Summary of Roth v. United States and Alberts v. California
354 U.S. 476, 77 S.Ct. 1304 (1957)
Facts: Samuel Roth was charged with violating a federal statute making it a crime to send pornographic or obscene materials through the mail. He had gotten in trouble and been convicted for advertising and selling a magazine called American Aphrodite, which contained literary erotica and nude pictures, but ended up being acquitted on the charge that the photographs were obscene. David Alberts was indicted and convicted under California's obscenity law for publishing pictures of nude and scantily-clad women. His works had no claim to literary aspirations. On appeal of their convictions to the Supreme Court, Justice Brennan, who had just arrived there nine months previously, consolidated their cases in the Warren Court's landmark ruling and opinion.
Questions: Is obscenity utterance/included within the area of protected speech and press? Are these actions excludable from the full protection of guaranties because they encroach upon the limited area of more important interests? When and where is the line between sex and obscenity drawn? How far and on what terms should the state and federal government have power to punish individuals for disseminating books, magazines, or other materials considered to be undesirable because of their nature of supposed deleterious effect upon human conduct?
Ruling: The court ruled 6-3 in Roth and 7-2 in Alberts.
Opinion of the Court (Brennan): Roth had already been convicted on 4 counts of a 26-count indictment charging him with mailing obscene circulars advertising, and an obscene book, in violation of the federal obscenity statute. “The federal obscenity statute does not itself contain as express definition of obscenity. However, in the landmark case of Miller V. California, 413 U.S. 15 (1973), the Supreme Court established a test/definition of obscenity that is now implicitly incorporated into the federal statute: (a) whether “the average person, applying contemporary community standards” would find the work, taken as a whole, appeals to the prurient interest; (b) whether the work depicts or describes, in a patently offensive way, sexual conduct specifically defined by the applicable state or federal law; and (c) whether the work, taken as a whole, lacks serious literary, artistic, political, or scientific value.-
Alberts was convicted under a misdemeanor complaint that charged him with lewdly keeping for sale obscene and indecent books, and with writing, composing and publishing an obscene advertisement of them, in violation of the California Penal Code. Both of these convictions were confirmed.
Sex and obscenity are not synonymous and it is the court's duty to set landmarks in order to control obscenity while still keeping in mind the guaranties of the first amendment.
Concurring Opinion (Warren): The line between pornographic and sexual is hard to distinguish; it is not a precise science. Present laws depend mainly on the reaction of the recipients of this sexually oriented information or whatever it may be. However, one has to keep something in mind, the conduct of the defendant is the central issue, not the obscenity of a book or picture. The nature of the materials is, of course, relevant as an attribute of the defendant’s conduct, but the materials are thus placed in context from which they draw color and character.

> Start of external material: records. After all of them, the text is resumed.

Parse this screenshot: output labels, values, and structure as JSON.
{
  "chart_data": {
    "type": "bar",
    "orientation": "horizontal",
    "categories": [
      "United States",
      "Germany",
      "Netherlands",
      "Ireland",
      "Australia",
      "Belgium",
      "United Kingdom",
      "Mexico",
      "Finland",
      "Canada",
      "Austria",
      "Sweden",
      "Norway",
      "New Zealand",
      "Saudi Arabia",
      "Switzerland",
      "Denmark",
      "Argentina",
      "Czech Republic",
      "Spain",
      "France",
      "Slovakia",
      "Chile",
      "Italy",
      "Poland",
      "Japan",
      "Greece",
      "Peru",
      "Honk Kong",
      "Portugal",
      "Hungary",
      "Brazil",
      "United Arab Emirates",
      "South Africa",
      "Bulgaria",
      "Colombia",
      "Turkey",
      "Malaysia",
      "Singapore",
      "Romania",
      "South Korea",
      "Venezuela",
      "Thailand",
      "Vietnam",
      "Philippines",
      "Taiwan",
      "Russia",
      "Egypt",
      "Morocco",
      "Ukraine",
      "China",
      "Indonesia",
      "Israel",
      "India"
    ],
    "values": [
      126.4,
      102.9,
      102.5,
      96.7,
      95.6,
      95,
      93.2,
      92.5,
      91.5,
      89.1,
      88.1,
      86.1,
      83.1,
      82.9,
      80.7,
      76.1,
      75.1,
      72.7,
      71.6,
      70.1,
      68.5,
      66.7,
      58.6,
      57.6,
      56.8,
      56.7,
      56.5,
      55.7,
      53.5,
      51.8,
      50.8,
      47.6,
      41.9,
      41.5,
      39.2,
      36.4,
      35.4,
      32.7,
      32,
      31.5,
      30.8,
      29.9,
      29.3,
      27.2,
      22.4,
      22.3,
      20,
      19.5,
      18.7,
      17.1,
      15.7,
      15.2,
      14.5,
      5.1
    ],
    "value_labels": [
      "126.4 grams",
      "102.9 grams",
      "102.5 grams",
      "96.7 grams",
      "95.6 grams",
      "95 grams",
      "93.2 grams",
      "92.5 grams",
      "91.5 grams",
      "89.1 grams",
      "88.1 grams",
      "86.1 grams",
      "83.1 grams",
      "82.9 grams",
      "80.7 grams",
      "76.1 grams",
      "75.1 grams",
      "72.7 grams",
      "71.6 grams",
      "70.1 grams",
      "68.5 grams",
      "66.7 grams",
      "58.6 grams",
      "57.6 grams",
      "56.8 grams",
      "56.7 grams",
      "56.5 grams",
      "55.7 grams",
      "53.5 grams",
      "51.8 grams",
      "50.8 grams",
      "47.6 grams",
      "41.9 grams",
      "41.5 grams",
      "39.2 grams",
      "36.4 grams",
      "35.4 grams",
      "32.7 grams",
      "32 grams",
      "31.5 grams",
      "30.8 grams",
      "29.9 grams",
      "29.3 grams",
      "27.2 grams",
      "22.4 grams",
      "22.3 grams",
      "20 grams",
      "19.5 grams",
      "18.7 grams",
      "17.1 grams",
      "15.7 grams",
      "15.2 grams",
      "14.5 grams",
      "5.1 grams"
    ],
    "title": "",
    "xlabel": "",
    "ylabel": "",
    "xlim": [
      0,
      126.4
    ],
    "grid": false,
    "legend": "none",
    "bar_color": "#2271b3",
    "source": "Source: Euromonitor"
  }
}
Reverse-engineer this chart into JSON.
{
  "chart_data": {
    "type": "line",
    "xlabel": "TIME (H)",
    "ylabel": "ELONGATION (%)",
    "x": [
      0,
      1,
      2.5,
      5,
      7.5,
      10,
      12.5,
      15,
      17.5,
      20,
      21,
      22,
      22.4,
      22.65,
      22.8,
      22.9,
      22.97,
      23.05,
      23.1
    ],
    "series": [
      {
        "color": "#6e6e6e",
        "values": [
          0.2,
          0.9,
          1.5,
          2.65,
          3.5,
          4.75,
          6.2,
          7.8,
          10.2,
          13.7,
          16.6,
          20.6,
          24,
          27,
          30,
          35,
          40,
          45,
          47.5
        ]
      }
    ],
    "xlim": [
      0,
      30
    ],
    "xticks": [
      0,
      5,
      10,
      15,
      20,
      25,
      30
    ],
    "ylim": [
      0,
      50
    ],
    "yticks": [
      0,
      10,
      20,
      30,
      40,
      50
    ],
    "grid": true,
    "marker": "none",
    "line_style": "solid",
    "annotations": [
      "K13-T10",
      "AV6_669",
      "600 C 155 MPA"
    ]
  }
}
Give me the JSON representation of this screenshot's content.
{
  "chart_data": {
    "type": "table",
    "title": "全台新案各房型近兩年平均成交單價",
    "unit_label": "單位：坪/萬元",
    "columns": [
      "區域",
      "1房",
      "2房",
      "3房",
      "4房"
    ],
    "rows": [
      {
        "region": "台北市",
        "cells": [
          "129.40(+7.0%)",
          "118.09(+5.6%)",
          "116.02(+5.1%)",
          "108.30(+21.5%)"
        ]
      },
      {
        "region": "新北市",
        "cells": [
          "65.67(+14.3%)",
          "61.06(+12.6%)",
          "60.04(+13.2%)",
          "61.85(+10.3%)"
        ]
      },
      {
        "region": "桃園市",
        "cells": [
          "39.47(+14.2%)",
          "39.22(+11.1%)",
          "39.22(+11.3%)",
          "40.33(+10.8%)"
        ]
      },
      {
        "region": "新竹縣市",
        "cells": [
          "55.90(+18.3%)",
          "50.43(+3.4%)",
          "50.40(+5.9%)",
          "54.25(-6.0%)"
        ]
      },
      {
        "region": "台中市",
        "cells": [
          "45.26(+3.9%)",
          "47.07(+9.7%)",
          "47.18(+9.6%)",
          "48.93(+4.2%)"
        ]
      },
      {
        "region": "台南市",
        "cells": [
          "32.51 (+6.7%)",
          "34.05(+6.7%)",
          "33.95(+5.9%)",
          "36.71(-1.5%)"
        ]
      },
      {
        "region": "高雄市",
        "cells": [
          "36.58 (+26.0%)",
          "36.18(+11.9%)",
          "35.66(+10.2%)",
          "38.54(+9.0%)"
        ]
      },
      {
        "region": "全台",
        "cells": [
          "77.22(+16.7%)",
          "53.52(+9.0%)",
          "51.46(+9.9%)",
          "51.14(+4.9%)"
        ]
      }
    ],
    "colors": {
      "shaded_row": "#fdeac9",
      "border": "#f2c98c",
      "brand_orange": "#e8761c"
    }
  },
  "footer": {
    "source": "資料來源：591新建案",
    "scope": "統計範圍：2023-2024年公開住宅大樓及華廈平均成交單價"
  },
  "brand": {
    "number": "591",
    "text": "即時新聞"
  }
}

Concurring in part and dissenting in part opinion (Harlan): Concurring in the case of Alberts v People of California, this distribution of obscene materials in this case is not protected by rights guarantied in the first amendment because they served to deprave and corrupts the reader. Dissenting in the case of Roth v. United States, the domain of sexual morality is pre-eminently a matter of state concern and this court should not interfere with state legislation calculated to protect that morality.
Dissenting opinion (Douglas and Black): The First Amendment, its prohibition in terms absolute, was designed to preclude courts as well as legislatures from weighing the values of speech against silence. The First Amendment puts free speech in the preferred position.